Semarang, ANTARA JATENG - Gaya selingkung (pedoman tata cara penulisan) masing-masing media massa seyogianya selaras dengan kaidah bahasa Indonesia, kata dosen Fakultas Sastra Universitas Diponegoro Semarang Hermintoyo di Semarang, Minggu.

          Menurut Drs. M. Hermintoyo, M.Pd., dalam penyusunan pedoman tata cara penulisan, harus sesuai dengan kaidah tata bahasa, kaidah ejaan, dan tanda baca agar media berperan dalam penggunaan bahasa Indonesia yang baik dan benar.

          Hal terkait dengan tanda baca, kata dosen Jurusan Bahasa dan Sastra Indonesia Undip Semarang itu, Pemerintah telah menerbitkan Peraturan Menteri Pendidikan dan Kebudayaan Republik Indonesia Nomor 50 Tahun 2015 tentang Pedoman Umum Ejaan Bahasa Indonesia (PUEBI).

          Namun, lanjut dia, ada pula yang menggunakan tanda hubung sebagai pengganti kata "dan", "antara", dan "sampai dengan". Menurut PUEBI pengganti kata "dan", "atau", dan "setiap" adalah tanda garis miring, sedangkan tanda pisah bermakna 'sampai dengan' atau 'sampai ke'.

          Begitu pula, terkait dengan ejaan, Hermintoyo menyarankan agar media massa turut berperan dalam menambah khazanah kata, terutama kosakata bahasa daerah dalam pemberitaannya.

          Namun, tidak sebaliknya kosakata yang sudah ada di dalam Kamus Besar Bahasa Indonesia (KBBI), malah "dikoreksi" sehingga publik bingung mana yang benar di antara sejumlah versi.
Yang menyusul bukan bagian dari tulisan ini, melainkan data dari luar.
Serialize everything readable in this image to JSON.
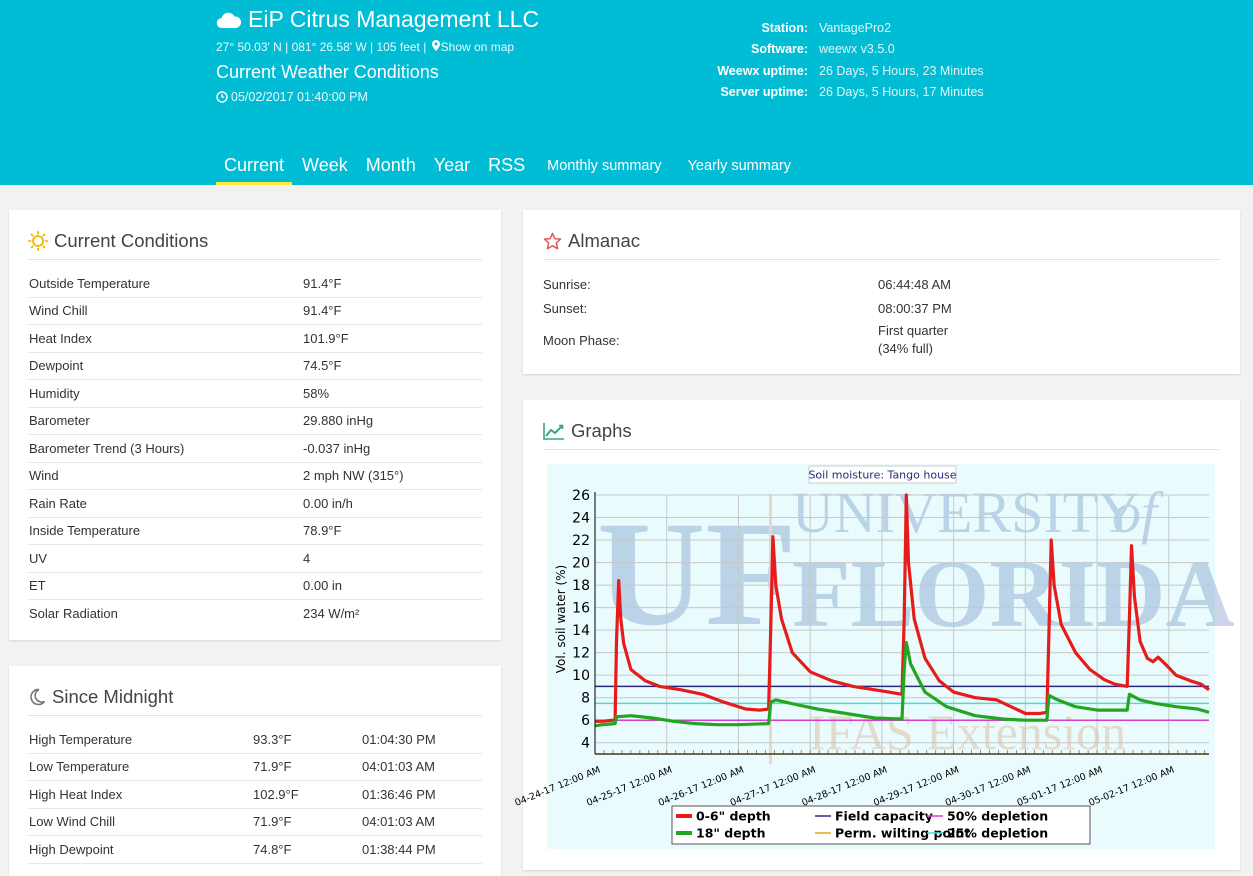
{
  "header": {
    "site_title": "EiP Citrus Management LLC",
    "location": "27° 50.03' N | 081° 26.58' W | 105 feet | ",
    "show_on_map": "Show on map",
    "page_heading": "Current Weather Conditions",
    "timestamp": "05/02/2017 01:40:00 PM",
    "station_info": [
      {
        "key": "Station:",
        "value": "VantagePro2"
      },
      {
        "key": "Software:",
        "value": "weewx v3.5.0"
      },
      {
        "key": "Weewx uptime:",
        "value": "26 Days, 5 Hours, 23 Minutes"
      },
      {
        "key": "Server uptime:",
        "value": "26 Days, 5 Hours, 17 Minutes"
      }
    ]
  },
  "nav": {
    "items": [
      {
        "label": "Current"
      },
      {
        "label": "Week"
      },
      {
        "label": "Month"
      },
      {
        "label": "Year"
      },
      {
        "label": "RSS"
      },
      {
        "label": "Monthly summary"
      },
      {
        "label": "Yearly summary"
      }
    ]
  },
  "current_conditions": {
    "title": "Current Conditions",
    "rows": [
      {
        "label": "Outside Temperature",
        "value": "91.4°F"
      },
      {
        "label": "Wind Chill",
        "value": "91.4°F"
      },
      {
        "label": "Heat Index",
        "value": "101.9°F"
      },
      {
        "label": "Dewpoint",
        "value": "74.5°F"
      },
      {
        "label": "Humidity",
        "value": "58%"
      },
      {
        "label": "Barometer",
        "value": "29.880 inHg"
      },
      {
        "label": "Barometer Trend (3 Hours)",
        "value": "-0.037 inHg"
      },
      {
        "label": "Wind",
        "value": "2 mph NW (315°)"
      },
      {
        "label": "Rain Rate",
        "value": "0.00 in/h"
      },
      {
        "label": "Inside Temperature",
        "value": "78.9°F"
      },
      {
        "label": "UV",
        "value": "4"
      },
      {
        "label": "ET",
        "value": "0.00 in"
      },
      {
        "label": "Solar Radiation",
        "value": "234 W/m²"
      }
    ]
  },
  "since_midnight": {
    "title": "Since Midnight",
    "rows": [
      {
        "label": "High Temperature",
        "value": "93.3°F",
        "time": "01:04:30 PM"
      },
      {
        "label": "Low Temperature",
        "value": "71.9°F",
        "time": "04:01:03 AM"
      },
      {
        "label": "High Heat Index",
        "value": "102.9°F",
        "time": "01:36:46 PM"
      },
      {
        "label": "Low Wind Chill",
        "value": "71.9°F",
        "time": "04:01:03 AM"
      },
      {
        "label": "High Dewpoint",
        "value": "74.8°F",
        "time": "01:38:44 PM"
      }
    ]
  },
  "almanac": {
    "title": "Almanac",
    "sunrise_label": "Sunrise:",
    "sunrise": "06:44:48 AM",
    "sunset_label": "Sunset:",
    "sunset": "08:00:37 PM",
    "moon_label": "Moon Phase:",
    "moon_phase": "First quarter",
    "moon_full": "(34% full)"
  },
  "graphs": {
    "title": "Graphs",
    "watermark_line1": "UNIVERSITY",
    "watermark_of": "of",
    "watermark_line2": "FLORIDA",
    "watermark_line3": "IFAS Extension",
    "watermark_uf": "UF"
  },
  "chart_data": {
    "type": "line",
    "title": "Soil moisture: Tango house",
    "ylabel": "Vol. soil water (%)",
    "xlabel": "",
    "ylim": [
      3,
      26
    ],
    "yticks": [
      4,
      6,
      8,
      10,
      12,
      14,
      16,
      18,
      20,
      22,
      24,
      26
    ],
    "x_ticks": [
      "04-24-17 12:00 AM",
      "04-25-17 12:00 AM",
      "04-26-17 12:00 AM",
      "04-27-17 12:00 AM",
      "04-28-17 12:00 AM",
      "04-29-17 12:00 AM",
      "04-30-17 12:00 AM",
      "05-01-17 12:00 AM",
      "05-02-17 12:00 AM"
    ],
    "xlim": [
      0,
      8.56
    ],
    "grid": true,
    "legend_position": "bottom",
    "reference_lines": [
      {
        "name": "Field capacity",
        "value": 9.0,
        "color": "#2a2a7a"
      },
      {
        "name": "Perm. wilting point",
        "value": 3.0,
        "color": "#e6a020"
      },
      {
        "name": "50% depletion",
        "value": 6.0,
        "color": "#d53dd3"
      },
      {
        "name": "25% depletion",
        "value": 7.5,
        "color": "#44dede"
      }
    ],
    "series": [
      {
        "name": "0-6\" depth",
        "color": "#e61c1c",
        "points": [
          [
            0,
            5.9
          ],
          [
            0.1,
            5.9
          ],
          [
            0.25,
            6.0
          ],
          [
            0.28,
            6.0
          ],
          [
            0.3,
            13.0
          ],
          [
            0.33,
            18.4
          ],
          [
            0.36,
            15.0
          ],
          [
            0.4,
            12.8
          ],
          [
            0.5,
            10.5
          ],
          [
            0.7,
            9.5
          ],
          [
            0.9,
            9.0
          ],
          [
            1.2,
            8.7
          ],
          [
            1.5,
            8.3
          ],
          [
            1.8,
            7.6
          ],
          [
            2.1,
            7.0
          ],
          [
            2.3,
            6.9
          ],
          [
            2.42,
            7.0
          ],
          [
            2.45,
            14.0
          ],
          [
            2.48,
            22.3
          ],
          [
            2.52,
            18.0
          ],
          [
            2.6,
            15.0
          ],
          [
            2.75,
            12.0
          ],
          [
            3.0,
            10.3
          ],
          [
            3.3,
            9.5
          ],
          [
            3.6,
            9.0
          ],
          [
            3.9,
            8.7
          ],
          [
            4.1,
            8.5
          ],
          [
            4.28,
            8.3
          ],
          [
            4.31,
            15.0
          ],
          [
            4.34,
            26.0
          ],
          [
            4.37,
            20.0
          ],
          [
            4.45,
            15.0
          ],
          [
            4.6,
            11.5
          ],
          [
            4.8,
            9.5
          ],
          [
            5.0,
            8.5
          ],
          [
            5.3,
            8.0
          ],
          [
            5.6,
            7.8
          ],
          [
            5.8,
            7.2
          ],
          [
            6.0,
            6.6
          ],
          [
            6.2,
            6.6
          ],
          [
            6.3,
            6.7
          ],
          [
            6.33,
            14.0
          ],
          [
            6.36,
            22.0
          ],
          [
            6.4,
            18.0
          ],
          [
            6.5,
            14.5
          ],
          [
            6.7,
            12.0
          ],
          [
            6.9,
            10.5
          ],
          [
            7.1,
            9.6
          ],
          [
            7.25,
            9.2
          ],
          [
            7.42,
            9.0
          ],
          [
            7.45,
            15.0
          ],
          [
            7.48,
            21.5
          ],
          [
            7.52,
            17.0
          ],
          [
            7.6,
            13.0
          ],
          [
            7.7,
            11.5
          ],
          [
            7.78,
            11.2
          ],
          [
            7.85,
            11.6
          ],
          [
            7.95,
            11.0
          ],
          [
            8.1,
            10.0
          ],
          [
            8.3,
            9.5
          ],
          [
            8.45,
            9.2
          ],
          [
            8.56,
            8.7
          ]
        ]
      },
      {
        "name": "18\" depth",
        "color": "#22a622",
        "points": [
          [
            0,
            5.5
          ],
          [
            0.1,
            5.6
          ],
          [
            0.28,
            5.7
          ],
          [
            0.3,
            6.3
          ],
          [
            0.5,
            6.4
          ],
          [
            0.8,
            6.2
          ],
          [
            1.1,
            5.9
          ],
          [
            1.4,
            5.7
          ],
          [
            1.7,
            5.6
          ],
          [
            2.0,
            5.6
          ],
          [
            2.42,
            5.7
          ],
          [
            2.45,
            7.6
          ],
          [
            2.52,
            7.8
          ],
          [
            2.8,
            7.4
          ],
          [
            3.1,
            7.0
          ],
          [
            3.5,
            6.6
          ],
          [
            3.9,
            6.2
          ],
          [
            4.28,
            6.1
          ],
          [
            4.31,
            10.5
          ],
          [
            4.34,
            12.9
          ],
          [
            4.4,
            11.0
          ],
          [
            4.6,
            8.5
          ],
          [
            4.9,
            7.2
          ],
          [
            5.3,
            6.4
          ],
          [
            5.7,
            6.1
          ],
          [
            6.0,
            6.0
          ],
          [
            6.3,
            6.0
          ],
          [
            6.33,
            8.2
          ],
          [
            6.45,
            7.8
          ],
          [
            6.7,
            7.2
          ],
          [
            7.0,
            6.9
          ],
          [
            7.42,
            6.9
          ],
          [
            7.45,
            8.3
          ],
          [
            7.6,
            7.8
          ],
          [
            7.8,
            7.5
          ],
          [
            8.1,
            7.2
          ],
          [
            8.4,
            7.0
          ],
          [
            8.56,
            6.7
          ]
        ]
      }
    ]
  }
}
Misalnya, "salat" (versi KBBI), "shalat", atau "sholat"; "Alquran (versi KBBI), Al-Quran, atau Al-Qur'an; "Ramadan" (versi KBBI) atau "Ramadhan", "Masjidilharam" (versi KBBI) atau "Masjidil Haram.

          Sebelum sebuah kata/sublema tercatat di dalam kamus, menurut Hermintoyo, terdapat konsep pembentukan kata secara arbitrer (manasuka).

          Karena istilah yang menjadi kesepakatan di dalam kelompok tertentu itu sering mereka pakai, misalnya melalui media sosial, publik pun ikut-ikutan menggunakannya, kemudian kata itu tercantum di dalam KBBI.

          Ia mencontohkan lema "ngabuburit" (menunggu azan magrib menjelang berbuka puasa pada waktu bulan Ramadan). Akhirnya, kata ini masuk dalam KBBI Daring. Sebelumnya, pada KBBI edisi I, II, III, dan IV, istilah itu belum ada.

          "Nah, di sinilah pernah media merekam, kemudian mengodifikasikan istilah yang ada di tengah masyarakat. Dengan kemajuan teknologi yang begitu pesat, tentunya memudahkan media melakukan hal itu, atau tinggal tulis lema pada mesin pencari kata Google," katanya.